In recent years, an unusual parenting trend has emerged in Britain: the “tradwife” movement.
The trend sees women return to the traditional roles of housewives, practiced in the 1950s and 1960s.
Men are considered to have the power in the relationship, and wives are encouraged to be submissive to their partner.
But a new study will be bad news for people following the tradwife movement.

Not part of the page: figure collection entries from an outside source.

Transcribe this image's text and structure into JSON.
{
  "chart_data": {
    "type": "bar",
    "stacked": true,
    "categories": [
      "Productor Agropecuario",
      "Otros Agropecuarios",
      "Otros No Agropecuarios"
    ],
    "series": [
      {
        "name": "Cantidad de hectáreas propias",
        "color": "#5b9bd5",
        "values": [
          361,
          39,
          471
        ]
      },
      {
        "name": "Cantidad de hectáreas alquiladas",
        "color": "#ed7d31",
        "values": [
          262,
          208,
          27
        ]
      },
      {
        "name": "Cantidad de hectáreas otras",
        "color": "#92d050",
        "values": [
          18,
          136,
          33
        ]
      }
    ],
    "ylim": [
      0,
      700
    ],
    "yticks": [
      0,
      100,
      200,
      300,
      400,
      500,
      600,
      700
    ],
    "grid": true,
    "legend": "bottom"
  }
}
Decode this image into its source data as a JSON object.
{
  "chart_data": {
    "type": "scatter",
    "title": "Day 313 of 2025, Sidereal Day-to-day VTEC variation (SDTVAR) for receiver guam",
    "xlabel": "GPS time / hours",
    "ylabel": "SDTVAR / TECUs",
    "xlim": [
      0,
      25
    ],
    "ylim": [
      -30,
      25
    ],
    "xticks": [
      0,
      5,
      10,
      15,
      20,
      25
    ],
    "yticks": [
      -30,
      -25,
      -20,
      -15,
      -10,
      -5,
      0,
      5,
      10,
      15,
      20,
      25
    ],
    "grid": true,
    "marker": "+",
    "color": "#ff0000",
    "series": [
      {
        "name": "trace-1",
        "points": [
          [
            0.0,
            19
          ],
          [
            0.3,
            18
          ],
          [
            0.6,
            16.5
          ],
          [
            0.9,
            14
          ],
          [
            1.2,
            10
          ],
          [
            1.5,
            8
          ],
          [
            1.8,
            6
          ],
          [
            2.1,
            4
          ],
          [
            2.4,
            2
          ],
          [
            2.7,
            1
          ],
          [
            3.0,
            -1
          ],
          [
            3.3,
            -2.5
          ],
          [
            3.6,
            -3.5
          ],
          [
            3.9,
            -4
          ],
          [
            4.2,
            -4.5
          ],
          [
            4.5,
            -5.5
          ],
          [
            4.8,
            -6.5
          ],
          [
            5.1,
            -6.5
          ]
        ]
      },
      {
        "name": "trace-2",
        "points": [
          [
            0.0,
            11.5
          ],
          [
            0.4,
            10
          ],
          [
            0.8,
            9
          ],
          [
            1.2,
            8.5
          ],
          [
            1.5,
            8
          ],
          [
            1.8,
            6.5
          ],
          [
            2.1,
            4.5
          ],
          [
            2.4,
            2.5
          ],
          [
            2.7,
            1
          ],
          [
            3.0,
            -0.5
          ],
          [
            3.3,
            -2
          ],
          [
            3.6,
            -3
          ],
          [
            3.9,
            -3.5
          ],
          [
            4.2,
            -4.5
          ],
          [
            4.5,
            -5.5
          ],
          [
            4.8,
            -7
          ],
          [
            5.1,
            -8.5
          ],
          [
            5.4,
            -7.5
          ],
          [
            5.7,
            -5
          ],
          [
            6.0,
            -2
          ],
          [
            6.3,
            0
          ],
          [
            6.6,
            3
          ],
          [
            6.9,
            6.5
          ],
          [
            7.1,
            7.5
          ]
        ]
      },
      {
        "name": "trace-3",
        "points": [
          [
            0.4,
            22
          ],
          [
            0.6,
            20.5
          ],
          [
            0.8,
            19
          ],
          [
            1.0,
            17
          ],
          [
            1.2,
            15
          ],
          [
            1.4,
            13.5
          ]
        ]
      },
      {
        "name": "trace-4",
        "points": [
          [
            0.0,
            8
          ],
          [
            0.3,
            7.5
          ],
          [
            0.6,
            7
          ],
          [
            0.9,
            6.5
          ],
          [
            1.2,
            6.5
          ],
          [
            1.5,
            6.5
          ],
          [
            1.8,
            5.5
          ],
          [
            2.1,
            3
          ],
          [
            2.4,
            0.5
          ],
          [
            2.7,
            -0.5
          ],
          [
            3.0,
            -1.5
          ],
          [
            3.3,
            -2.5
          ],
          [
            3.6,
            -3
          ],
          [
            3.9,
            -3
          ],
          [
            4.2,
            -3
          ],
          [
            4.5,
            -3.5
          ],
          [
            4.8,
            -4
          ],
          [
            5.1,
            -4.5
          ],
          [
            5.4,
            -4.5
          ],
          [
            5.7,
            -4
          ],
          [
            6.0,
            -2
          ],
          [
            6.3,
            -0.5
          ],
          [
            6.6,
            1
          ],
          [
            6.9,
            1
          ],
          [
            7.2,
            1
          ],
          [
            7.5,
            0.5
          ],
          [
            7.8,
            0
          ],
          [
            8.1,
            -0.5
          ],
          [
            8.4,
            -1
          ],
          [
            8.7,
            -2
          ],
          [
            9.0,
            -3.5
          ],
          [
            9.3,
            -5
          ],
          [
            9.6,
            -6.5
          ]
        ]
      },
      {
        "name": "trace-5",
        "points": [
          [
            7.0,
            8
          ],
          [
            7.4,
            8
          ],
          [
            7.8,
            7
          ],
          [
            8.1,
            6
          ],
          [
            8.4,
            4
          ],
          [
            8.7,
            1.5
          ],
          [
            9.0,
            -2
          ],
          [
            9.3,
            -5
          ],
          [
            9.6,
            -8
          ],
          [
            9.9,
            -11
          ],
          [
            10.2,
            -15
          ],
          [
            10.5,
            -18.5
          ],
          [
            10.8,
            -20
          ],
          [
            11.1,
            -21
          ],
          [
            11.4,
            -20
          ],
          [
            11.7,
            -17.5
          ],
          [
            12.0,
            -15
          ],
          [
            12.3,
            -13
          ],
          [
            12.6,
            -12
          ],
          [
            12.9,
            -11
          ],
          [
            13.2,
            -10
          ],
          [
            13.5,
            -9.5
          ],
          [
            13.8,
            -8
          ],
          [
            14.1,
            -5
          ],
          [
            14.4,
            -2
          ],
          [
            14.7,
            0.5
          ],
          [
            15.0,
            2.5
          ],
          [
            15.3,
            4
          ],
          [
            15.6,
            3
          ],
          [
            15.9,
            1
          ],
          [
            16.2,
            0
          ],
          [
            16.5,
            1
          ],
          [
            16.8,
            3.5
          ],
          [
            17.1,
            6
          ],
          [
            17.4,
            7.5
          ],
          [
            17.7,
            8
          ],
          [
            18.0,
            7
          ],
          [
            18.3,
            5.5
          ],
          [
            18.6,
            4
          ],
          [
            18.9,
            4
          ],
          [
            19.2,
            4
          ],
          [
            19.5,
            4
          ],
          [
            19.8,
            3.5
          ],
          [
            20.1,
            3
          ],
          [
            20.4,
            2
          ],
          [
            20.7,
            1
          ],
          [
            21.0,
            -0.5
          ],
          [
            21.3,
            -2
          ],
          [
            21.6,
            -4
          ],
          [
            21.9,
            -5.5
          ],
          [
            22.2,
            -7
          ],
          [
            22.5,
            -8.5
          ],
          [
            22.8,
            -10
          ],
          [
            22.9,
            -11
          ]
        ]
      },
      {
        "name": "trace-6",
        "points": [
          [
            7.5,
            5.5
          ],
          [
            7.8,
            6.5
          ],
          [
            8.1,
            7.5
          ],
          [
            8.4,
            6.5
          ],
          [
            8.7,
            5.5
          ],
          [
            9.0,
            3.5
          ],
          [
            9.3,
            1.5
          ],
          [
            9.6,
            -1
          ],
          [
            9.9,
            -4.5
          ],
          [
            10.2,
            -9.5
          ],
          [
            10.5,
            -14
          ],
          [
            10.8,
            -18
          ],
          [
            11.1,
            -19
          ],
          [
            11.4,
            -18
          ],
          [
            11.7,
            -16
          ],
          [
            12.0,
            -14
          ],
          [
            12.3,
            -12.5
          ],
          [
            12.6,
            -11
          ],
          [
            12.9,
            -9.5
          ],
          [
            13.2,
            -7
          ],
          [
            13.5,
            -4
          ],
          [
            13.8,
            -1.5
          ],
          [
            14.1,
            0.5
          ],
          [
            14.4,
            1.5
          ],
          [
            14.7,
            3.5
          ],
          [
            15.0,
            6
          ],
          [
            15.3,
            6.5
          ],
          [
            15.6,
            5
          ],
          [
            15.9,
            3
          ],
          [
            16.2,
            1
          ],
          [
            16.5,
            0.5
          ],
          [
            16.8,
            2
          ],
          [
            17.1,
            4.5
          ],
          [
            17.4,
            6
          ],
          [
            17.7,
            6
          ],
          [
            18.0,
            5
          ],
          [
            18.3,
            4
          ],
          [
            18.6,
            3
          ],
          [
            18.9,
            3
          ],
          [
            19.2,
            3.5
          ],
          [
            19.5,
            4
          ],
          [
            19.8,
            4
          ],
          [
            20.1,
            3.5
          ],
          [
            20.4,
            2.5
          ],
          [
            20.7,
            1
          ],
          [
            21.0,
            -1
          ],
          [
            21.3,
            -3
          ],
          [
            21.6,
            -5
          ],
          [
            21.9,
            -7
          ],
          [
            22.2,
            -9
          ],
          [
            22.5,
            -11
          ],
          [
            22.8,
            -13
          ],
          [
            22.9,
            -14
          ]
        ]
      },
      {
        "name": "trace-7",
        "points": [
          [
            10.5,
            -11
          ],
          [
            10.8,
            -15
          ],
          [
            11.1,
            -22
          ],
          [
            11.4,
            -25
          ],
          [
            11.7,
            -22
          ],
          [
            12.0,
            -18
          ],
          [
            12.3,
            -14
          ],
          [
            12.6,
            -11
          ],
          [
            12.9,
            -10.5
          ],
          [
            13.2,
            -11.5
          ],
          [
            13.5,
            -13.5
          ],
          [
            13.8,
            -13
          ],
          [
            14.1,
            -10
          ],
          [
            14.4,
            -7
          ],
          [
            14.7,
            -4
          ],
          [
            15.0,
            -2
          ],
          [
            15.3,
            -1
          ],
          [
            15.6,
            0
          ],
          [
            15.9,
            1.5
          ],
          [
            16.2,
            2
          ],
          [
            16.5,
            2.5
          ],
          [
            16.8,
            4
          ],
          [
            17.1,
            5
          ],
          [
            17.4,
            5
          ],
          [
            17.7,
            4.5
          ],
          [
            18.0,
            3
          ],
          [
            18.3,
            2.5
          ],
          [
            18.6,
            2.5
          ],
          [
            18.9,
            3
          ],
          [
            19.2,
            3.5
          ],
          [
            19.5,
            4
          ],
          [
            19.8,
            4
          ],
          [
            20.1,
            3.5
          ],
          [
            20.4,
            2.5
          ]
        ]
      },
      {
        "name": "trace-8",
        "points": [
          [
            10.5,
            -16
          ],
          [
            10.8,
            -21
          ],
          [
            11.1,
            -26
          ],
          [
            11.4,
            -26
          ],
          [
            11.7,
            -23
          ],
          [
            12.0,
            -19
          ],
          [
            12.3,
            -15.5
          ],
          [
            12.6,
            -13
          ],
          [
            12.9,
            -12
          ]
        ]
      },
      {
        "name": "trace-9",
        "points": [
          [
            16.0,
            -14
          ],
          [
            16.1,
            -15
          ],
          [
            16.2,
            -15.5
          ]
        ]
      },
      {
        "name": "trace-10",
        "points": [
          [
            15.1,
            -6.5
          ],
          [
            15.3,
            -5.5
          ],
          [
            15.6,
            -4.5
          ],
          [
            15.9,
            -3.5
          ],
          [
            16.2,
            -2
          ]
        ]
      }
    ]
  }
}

Researchers at the University of Auckland have revealed that both mothers and fathers who think men should have authority are less receptive parents.
A new study will be bad news for people following the tradwife movement. Researchers at the University of Auckland have revealed that both mothers and fathers who think men should have authority are less receptive parents (file image)
The tradwife trend dates back to the 1950s in Britain and is already well established in the United States.
The belief behind the movement is that wives should not work.
Rather, they should spend their days cooking, cleaning, wearing modest, feminine clothing, and practicing traditional etiquette.
They should also be submissive to their husbands and always put them first.
However, skeptics consider this trend to be an example of “hostile sexism.”
This is characterized by beliefs that men should have power and authority in society.
In their new study, the team set out to understand the link between hostile sexism and parental attitudes and behaviors.
Ninety-five groups of parents were surveyed about their parenting styles, before researchers observed them playing with their five-year-old child.
The results revealed that Parents with higher levels of hostile sexism reported less warm and more controlling parental attitudes.
The team hopes the findings will encourage families to address and challenge hostile attitudes about power dynamics within families (file image)
Observations also showed that both fathers and mothers with higher hostile sexism displayed “less responsive parenting.”
Responsive parenting refers to family interactions in which parents are aware of their children’s emotional and physical needs and respond appropriately and consistently, in accordance with the National Medical Center.
While the reason for this link is still unclear, researchers have several theories.
“Accepting parental authority may mean that mothers higher in hostile sexism follow their fathers’ lead in directing family interactions, resulting in less engaged and child-centered parenting,” Dr. Nickola said. Overall, lead author of the study.
“Another possibility is that mothers with a higher level of hostile sexism protect their role as caregivers by restricting fathers’ involvement, which prevents them from being responsive to their children.”
The team hopes the findings will encourage families to address and challenge hostile attitudes about power dynamics within families.
“Gender inequality and child well-being are current global challenges, and sexist beliefs about the types of roles appropriate for men and women contribute to gender inequalities,” said Dr. Overall.
“The current results underline that the harmful effects of sexist attitudes also imply poorer parenting, which has important long-term consequences for children’s well-being and development.”